The rapid evolution of artificial intelligence (AI) has brought transformative benefits across industries, but it has also become a powerful tool for cybercriminals.
Fraudsters are increasingly leveraging AI-driven automation to conduct large-scale “card testing” attacks, a scheme used to validate stolen credit card details.
These operations, which exploit vulnerabilities in e-commerce platforms and payment systems, pose significant challenges for fraud detection and prevention mechanisms.
Card testing involves making small, often unnoticed transactions using stolen credit card information to determine whether the cards are active and have sufficient funds.
Once validated, these cards are used for high-value fraudulent purchases or sold on dark web marketplaces at a premium.
The integration of AI into these schemes has enabled cybercriminals to scale their operations, evade detection, and outpace traditional fraud prevention systems.

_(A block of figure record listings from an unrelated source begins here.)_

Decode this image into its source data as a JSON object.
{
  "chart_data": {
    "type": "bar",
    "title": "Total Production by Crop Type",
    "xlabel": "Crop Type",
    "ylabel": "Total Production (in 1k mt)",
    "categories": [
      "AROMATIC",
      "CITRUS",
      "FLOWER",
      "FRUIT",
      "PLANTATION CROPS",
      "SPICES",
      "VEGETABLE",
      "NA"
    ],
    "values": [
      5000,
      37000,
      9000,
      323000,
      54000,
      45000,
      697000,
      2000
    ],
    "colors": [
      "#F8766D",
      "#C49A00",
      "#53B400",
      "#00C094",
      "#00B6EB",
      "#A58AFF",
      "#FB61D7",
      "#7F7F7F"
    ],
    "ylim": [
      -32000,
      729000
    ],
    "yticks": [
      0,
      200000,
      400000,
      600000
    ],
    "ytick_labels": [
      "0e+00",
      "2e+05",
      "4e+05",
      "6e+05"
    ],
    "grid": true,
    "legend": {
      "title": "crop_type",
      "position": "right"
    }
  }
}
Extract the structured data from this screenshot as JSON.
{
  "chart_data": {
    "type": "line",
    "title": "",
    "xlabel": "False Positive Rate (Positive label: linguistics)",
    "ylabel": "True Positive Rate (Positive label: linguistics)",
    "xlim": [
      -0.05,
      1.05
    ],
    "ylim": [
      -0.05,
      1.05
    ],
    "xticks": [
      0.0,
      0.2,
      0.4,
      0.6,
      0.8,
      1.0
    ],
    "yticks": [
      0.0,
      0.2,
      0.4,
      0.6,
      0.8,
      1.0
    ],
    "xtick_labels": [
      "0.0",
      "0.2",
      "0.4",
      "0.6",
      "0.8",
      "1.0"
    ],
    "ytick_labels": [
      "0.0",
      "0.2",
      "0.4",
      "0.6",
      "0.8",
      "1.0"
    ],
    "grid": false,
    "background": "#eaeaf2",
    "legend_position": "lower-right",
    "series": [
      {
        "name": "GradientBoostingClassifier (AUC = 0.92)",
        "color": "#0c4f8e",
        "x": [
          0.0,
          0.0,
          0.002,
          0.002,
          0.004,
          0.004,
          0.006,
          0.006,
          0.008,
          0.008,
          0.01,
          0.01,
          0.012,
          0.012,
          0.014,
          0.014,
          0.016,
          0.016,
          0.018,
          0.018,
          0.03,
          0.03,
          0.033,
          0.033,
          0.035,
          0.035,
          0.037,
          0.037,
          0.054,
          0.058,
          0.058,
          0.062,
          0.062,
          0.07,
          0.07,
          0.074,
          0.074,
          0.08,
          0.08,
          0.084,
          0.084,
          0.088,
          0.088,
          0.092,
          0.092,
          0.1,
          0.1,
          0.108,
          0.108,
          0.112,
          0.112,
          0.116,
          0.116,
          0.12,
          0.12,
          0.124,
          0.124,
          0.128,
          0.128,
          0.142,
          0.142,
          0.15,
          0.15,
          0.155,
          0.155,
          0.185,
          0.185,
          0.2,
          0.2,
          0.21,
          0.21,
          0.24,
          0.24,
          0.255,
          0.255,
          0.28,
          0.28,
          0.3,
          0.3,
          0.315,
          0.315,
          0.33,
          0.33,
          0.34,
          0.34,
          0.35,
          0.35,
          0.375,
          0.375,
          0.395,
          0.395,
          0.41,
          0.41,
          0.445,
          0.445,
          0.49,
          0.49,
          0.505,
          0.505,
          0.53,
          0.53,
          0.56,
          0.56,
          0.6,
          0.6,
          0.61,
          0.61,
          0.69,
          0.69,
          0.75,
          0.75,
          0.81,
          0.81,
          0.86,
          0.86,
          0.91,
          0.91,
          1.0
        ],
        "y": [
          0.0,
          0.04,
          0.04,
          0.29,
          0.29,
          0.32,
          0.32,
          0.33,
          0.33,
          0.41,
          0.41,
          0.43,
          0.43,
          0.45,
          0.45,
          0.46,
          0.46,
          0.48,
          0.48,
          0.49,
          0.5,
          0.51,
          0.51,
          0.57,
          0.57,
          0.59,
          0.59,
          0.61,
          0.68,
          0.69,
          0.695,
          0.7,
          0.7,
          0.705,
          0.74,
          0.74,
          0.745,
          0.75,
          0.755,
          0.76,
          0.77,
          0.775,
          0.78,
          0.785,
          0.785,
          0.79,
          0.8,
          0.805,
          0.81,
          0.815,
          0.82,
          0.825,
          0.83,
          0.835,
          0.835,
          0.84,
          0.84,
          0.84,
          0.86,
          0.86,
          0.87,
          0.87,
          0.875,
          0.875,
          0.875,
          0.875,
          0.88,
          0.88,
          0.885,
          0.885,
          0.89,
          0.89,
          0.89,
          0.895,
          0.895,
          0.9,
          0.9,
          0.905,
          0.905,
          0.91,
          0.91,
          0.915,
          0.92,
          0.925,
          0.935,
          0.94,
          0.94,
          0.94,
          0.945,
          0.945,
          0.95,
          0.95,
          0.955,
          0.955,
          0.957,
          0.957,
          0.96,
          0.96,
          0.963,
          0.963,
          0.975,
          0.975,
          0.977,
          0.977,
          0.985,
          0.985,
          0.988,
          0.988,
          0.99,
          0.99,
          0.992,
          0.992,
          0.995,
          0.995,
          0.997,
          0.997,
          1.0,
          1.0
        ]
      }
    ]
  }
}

Automation Tools in the Hands of Cybercriminals
AI-powered tools such as Selenium and WebDriver, originally designed for legitimate purposes like software testing, are being repurposed by fraudsters to mimic human behavior during online transactions.
These tools allow attackers to automate the validation of thousands of stolen card credentials in real-time.
By routing bot traffic through residential proxy networks, cybercriminals can disguise their activities as legitimate user interactions, making detection even more difficult.
The sophistication of these attacks is evident in recent cases where spikes in unusual transaction patterns were observed on specific merchant websites.
For instance, analysts detected significant increases in Three-Domain Secure (3DS) transactions targeting e-ticket merchants like Taiwan High Speed Rail Corporation.
Investigations revealed that these transactions were driven by automated bots using compromised cards obtained from underground markets.
Emerging Threats with AI Agents
The advent of autonomous AI agents has further escalated the threat landscape.
These agents can perform complex tasks such as booking reservations or completing online purchases with minimal human oversight.
While designed for efficiency and productivity, they can be exploited to conduct fraudulent activities at scale.
According to the Group IB Report, cybercriminals can deploy AI agents to rapidly test stolen card data or create synthetic identities for money laundering schemes.
Moreover, AI’s ability to mimic human behavior such as random mouse movements and real-time form completion enables it to bypass basic bot-detection systems.
To combat these evolving threats, financial institutions and e-commerce platforms must adopt advanced fraud detection technologies:
- Behavioral Analytics: Machine learning models can analyze transaction patterns to identify anomalies indicative of fraud.
- 3D-Secure Protocols: Adding multi-factor authentication layers can help prevent unauthorized transactions.
- Proxy Detection: Enhanced monitoring of traffic from residential proxies or hosting servers can flag suspicious activities.
- Real-Time Monitoring: AI-driven systems can provide instant alerts for unusual transaction spikes or repetitive micro-transactions.
- Dark Web Surveillance: Proactive monitoring of underground forums for stolen card data can help mitigate risks before fraud occurs.
While AI offers unparalleled capabilities for fraud prevention, its dual-use nature underscores the need for continuous innovation in cybersecurity measures.
As cybercriminals refine their tactics using AI, staying ahead requires a collaborative effort between technology providers, financial institutions, and law enforcement agencies.